Scusate il disturbo, ma chi governa non va in piazza…

10 Mag 2013 18:33 - di Mario Landolfi

Ma che storia è questa di un partito di governo che scende in piazza contro i magistrati? Non ho alcun motivo per simpatizzare con le toghe: da circa sei anni navigo in un assurdo processo chiamato a rispondere di accuse infamanti il cui (impalpabile) contenuto ho persino postato sul mio profilo Facebook in omaggio ad un elementare principio di trasparenza cui è tenuto chiunque ricopra un ruolo pubblico. Lo stesso ho fatto con una serie di intercettazioni telefoniche dal contenuto inequivocabilmente politico per le quali ho chiesto io l’acquisizione.
Non parlo, quindi, dall’alto di una esistenza mai sfiorata dalle saette di una magistratura vendicatrice dei torti e redentrice dell’umanità. Tutt’altro. Sono un garantista. Penso sia meglio vedere un colpevole fuori che un innocente in galera, mi disgusta l’istituto della carcerazione preventiva quale moderno surrogato della tortura d’altri tempi e – gettando l’occhio a detenuti ed agenti – considero totalmente tradito l’articolo 27 della Costituzione sulla funzione rieducativa della pena. E ancora: ritengo che fino a quando esisteranno magistrati la cui attività giudiziaria non è altro che la continuazione della politica con altri (impropri) mezzi e che sull’onda della notorietà acquisita in conto terzi fondano partiti e lucrano scranni di deputato o poltrone di ministro, non ci sarà mai un eletto che reputerà giusto ed eticamente appropriato dimettersi in seguito ad un avviso di garanzia.

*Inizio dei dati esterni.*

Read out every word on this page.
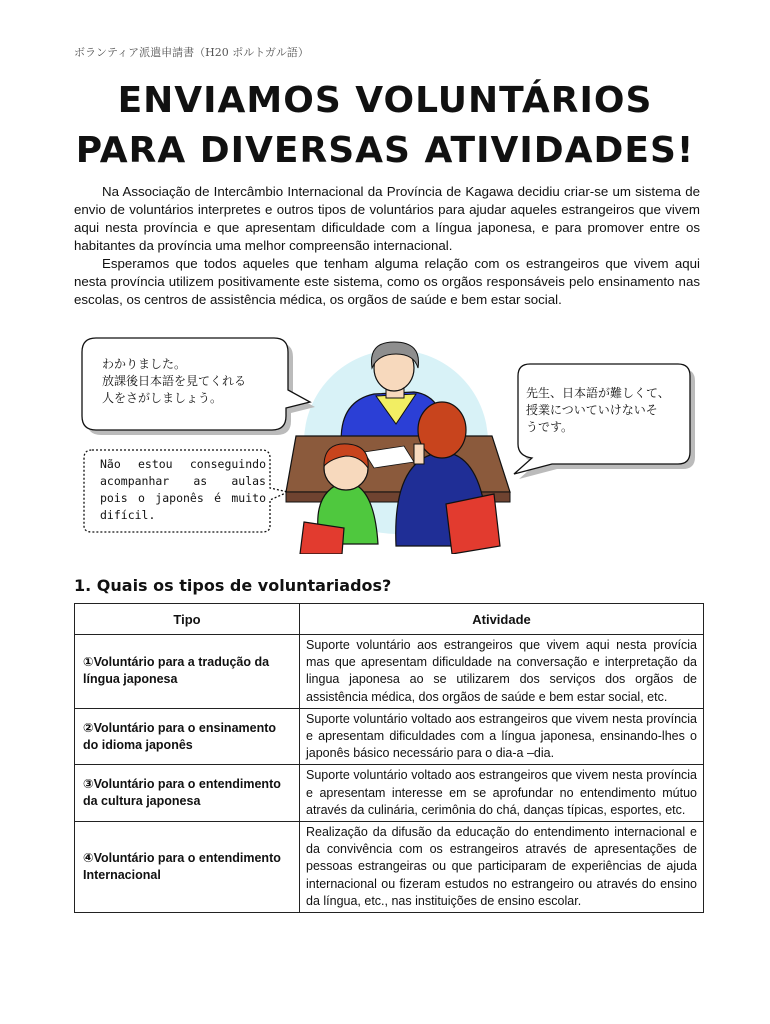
ボランティア派遣申請書（H20 ポルトガル語）
ENVIAMOS VOLUNTÁRIOS
PARA DIVERSAS ATIVIDADES!

Na Associação de Intercâmbio Internacional da Província de Kagawa decidiu criar-se um sistema de envio de voluntários interpretes e outros tipos de voluntários para ajudar aqueles estrangeiros que vivem aqui nesta província e que apresentam dificuldade com a língua japonesa, e para promover entre os habitantes da província uma melhor compreensão internacional.

Esperamos que todos aqueles que tenham alguma relação com os estrangeiros que vivem aqui nesta província utilizem positivamente este sistema, como os orgãos responsáveis pelo ensinamento nas escolas, os centros de assistência médica, os orgãos de saúde e bem estar social.

わかりました。
放課後日本語を見てくれる
人をさがしましょう。	先生、日本語が難しくて、
授業についていけないそ
うです。
Não estou conseguindo acompanhar as aulas pois o japonês é muito difícil.
1. Quais os tipos de voluntariados?
Tipo	Atividade
①Voluntário para a tradução da língua japonesa	Suporte voluntário aos estrangeiros que vivem aqui nesta provícia mas que apresentam dificuldade na conversação e interpretação da lingua japonesa ao se utilizarem dos serviços dos orgãos de assistência médica, dos orgãos de saúde e bem estar social, etc.
②Voluntário para o ensinamento do idioma japonês	Suporte voluntário voltado aos estrangeiros que vivem nesta província e apresentam dificuldades com a língua japonesa, ensinando-lhes o japonês básico necessário para o dia-a –dia.
③Voluntário para o entendimento da cultura japonesa	Suporte voluntário voltado aos estrangeiros que vivem nesta província e apresentam interesse em se aprofundar no entendimento mútuo através da culinária, cerimônia do chá, danças típicas, esportes, etc.
④Voluntário para o entendimento Internacional	Realização da difusão da educação do entendimento internacional e da convivência com os estrangeiros através de apresentações de pessoas estrangeiras ou que participaram de experiências de ajuda internacional ou fizeram estudos no estrangeiro ou através do ensino da língua, etc., nas instituições de ensino escolar.
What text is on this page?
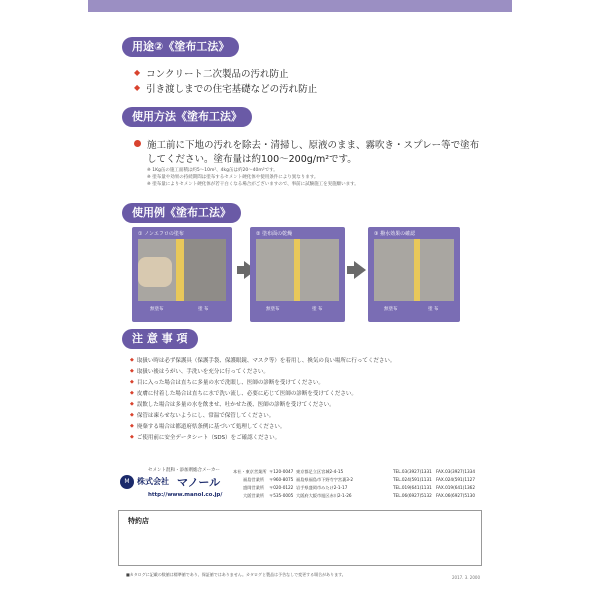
用途②《塗布工法》
◆ コンクリート二次製品の汚れ防止
◆ 引き渡しまでの住宅基礎などの汚れ防止
使用方法《塗布工法》
施工前に下地の汚れを除去・清掃し、原液のまま、霧吹き・スプレー等で塗布
してください。塗布量は約100〜200g/m²です。
※ 1Kg缶の施工面積は約5〜10m²、4kg缶は約20〜40m²です。
※ 塗布量や効果の持続期間は塗布するセメント硬化体や使用条件により異なります。
※ 塗布量によりセメント硬化体が若干白くなる場合がございますので、事前に試験施工を実施願います。
使用例《塗布工法》
① ノンエフロの塗布
無塗布	塗 布
② 塗布面の乾燥
無塗布	塗 布
③ 撥水効果の確認
無塗布	塗 布
注 意 事 項
◆ 取扱い時は必ず保護具（保護手袋、保護眼鏡、マスク等）を着用し、換気の良い場所に行ってください。
◆ 取扱い後はうがい、手洗いを充分に行ってください。
◆ 目に入った場合は直ちに多量の水で洗眼し、医師の診断を受けてください。
◆ 皮膚に付着した場合は直ちに水で洗い流し、必要に応じて医師の診断を受けてください。
◆ 誤飲した場合は多量の水を飲ませ、吐かせた後、医師の診断を受けてください。
◆ 保管は凍らせないようにし、常温で保管してください。
◆ 廃棄する場合は都道府県条例に基づいて処理してください。
◆ ご使用前に安全データシート（SDS）をご確認ください。
セメント混和・添加剤総合メーカー
M 株式会社 マノール
http://www.manol.co.jp/
本社・東京営業所 〒120-0047 東京都足立区宮城2-4-15	TEL.03(3927)1331 FAX.03(3927)1334
福島営業所 〒960-8075 福島県福島市下野寺字宮裏3-2	TEL.024(591)1131 FAX.024(591)1127
盛岡営業所 〒020-0122 岩手県盛岡市みたけ2-1-17	TEL.019(641)1131 FAX.019(641)1362
大阪営業所 〒535-0005 大阪府大阪市旭区赤川2-1-26	TEL.06(6927)5132 FAX.06(6927)5130
特約店
■カタログに記載の数値は標準値であり、保証値ではありません。カタログと製品は予告なしで変更する場合があります。
2017. 3. 2000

Tutto ciò premesso, confesso tuttavia che mi sfugge non poco il senso profondo della manifestazione indetta dal Popolo della Libertà a Brescia. Chi abita a Palazzo Chigi non scende in piazza. Questa è roba per i Diliberto, i Pecoraro Scanio, i Turigliatto, gente che nei giorni pari sosteneva Prodi, in quelli dispari lo contestava e la domenica si riposava. Ma il PdL che c’entra? E poi scendere in piazza contro chi? L’ordine giudiziario? E chi dovrebbe riformarlo? Governo e Parlamento, ovviamente. Bene, anzi male, perché è come se parlamentari, ministri e sottosegretari berlusconiani manifestassero innanzitutto contro se stessi. Praticamente, un harakiri. Lo capirei, invece, se Brescia fosse una tappa di avvicinamento alle urne per ottenere dai cittadini una maggioranza priva di sbavature o tentennamenti e compatta come un sol uomo sulla necessità di riequilibrare in senso più “tocquevilliano” e liberale i poteri dello Stato. Se così fosse, Berlusconi ed il PdL non scenderebbero in piazza per contestare una sentenza della magistratura ma per arare il terreno in vista di una prossima sfida elettorale che veda al centro, tra gli altri, i temi di una giustizia giusta per tutti. Nel trentennale del calvario di Enzo Tortora, simbolo di un accanimento giudiziario con ben pochi precedenti, non sarebbe un fuor d’opera. In questo caso, però, è necessaria un’avvertenza: prima di lasciare il governo, qualcuno si ricordi di spegnere il Porcellum.